Nach knapp 80 Minuten hatte dann jemand Erbarmen mit mir. Es folgte die lang ersehnte Auswechslung. Zugegeben: Für den einzigen Weißen auf dem Feld, der dazu noch keinen natürlichen UV-Schutz besitzt und dessen Organismus immer noch nach der europäischen Winterzeit gestellt ist, war das eine verdammt gute Leistung. Nichts desto Trotz drängte sich mir schon während der Partie die Frage auf: Wie viel mehr hätte ich erreichen können, wenn ich fit wäre und mich nicht in den letzten Wochen vor meiner Abreise aus jeder mögliche Trainingseinheit herausgewunden hätte? Naja, lassen wir das. Es gibt wichtigeres.
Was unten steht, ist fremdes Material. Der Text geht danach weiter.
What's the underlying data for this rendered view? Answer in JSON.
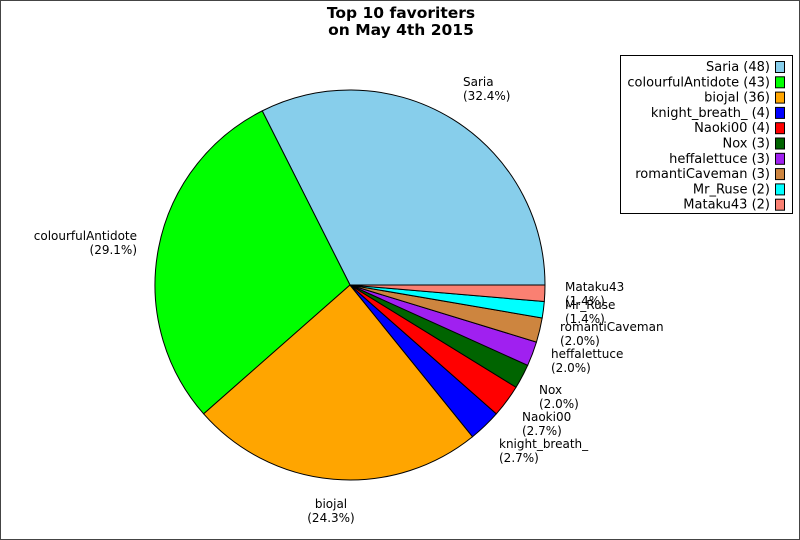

Gerade von dem Feld gekommen, offenbarte sich mir dann eine ganz wichtige Baustelle für den interkulturellen Dialog: Aber wie erkläre ich den Strategen hier, dass in Deutschland zwischen Abpfiff und Bier nur etwa zwei Atemzüge liegen? Oder ist es überhaupt zu befürworten eine derartige Trink-Kultur hier einzuführen?

Das Spiel endete übrigens 1:1! War für mich an diesem Spieltag natürlich nebensächlich war, weil ich schon während der Partie damit beschäftigt war diesen Beitrag zu formulieren. Mein Kumpel Sam, der mich zu diesem Spiel mitgenommen hat, erzählt jetzt in der Uni überall herum, ich könne für Malaysia spielen. Aber meine Selbsteinschätzung ist zutreffend genug, um sagen zu können, dass der malaysische Fußball zwar schlecht ist, aber mein Können immer noch weit von diesem Niveau entfernt ist. Ich glaube, er erzählt, dass nur damit ich nächstes Mal wieder mitkomme, wenn es heißt: Schwitzen um jeden Preis!
Aber fassen wir mal zusammen: Ich habe mich ein wenig bewegt, viele nette Leute kennen gelernt und mein Vater und Trainer ist jetzt auch ein Stück beruhigter, weil er seit meiner Abreise fürchtet, ich käme als physisches Wrack zurück in den Holzpfosten-Spielbetrieb. Also eine Win-Win-Win-Situation. Geht doch.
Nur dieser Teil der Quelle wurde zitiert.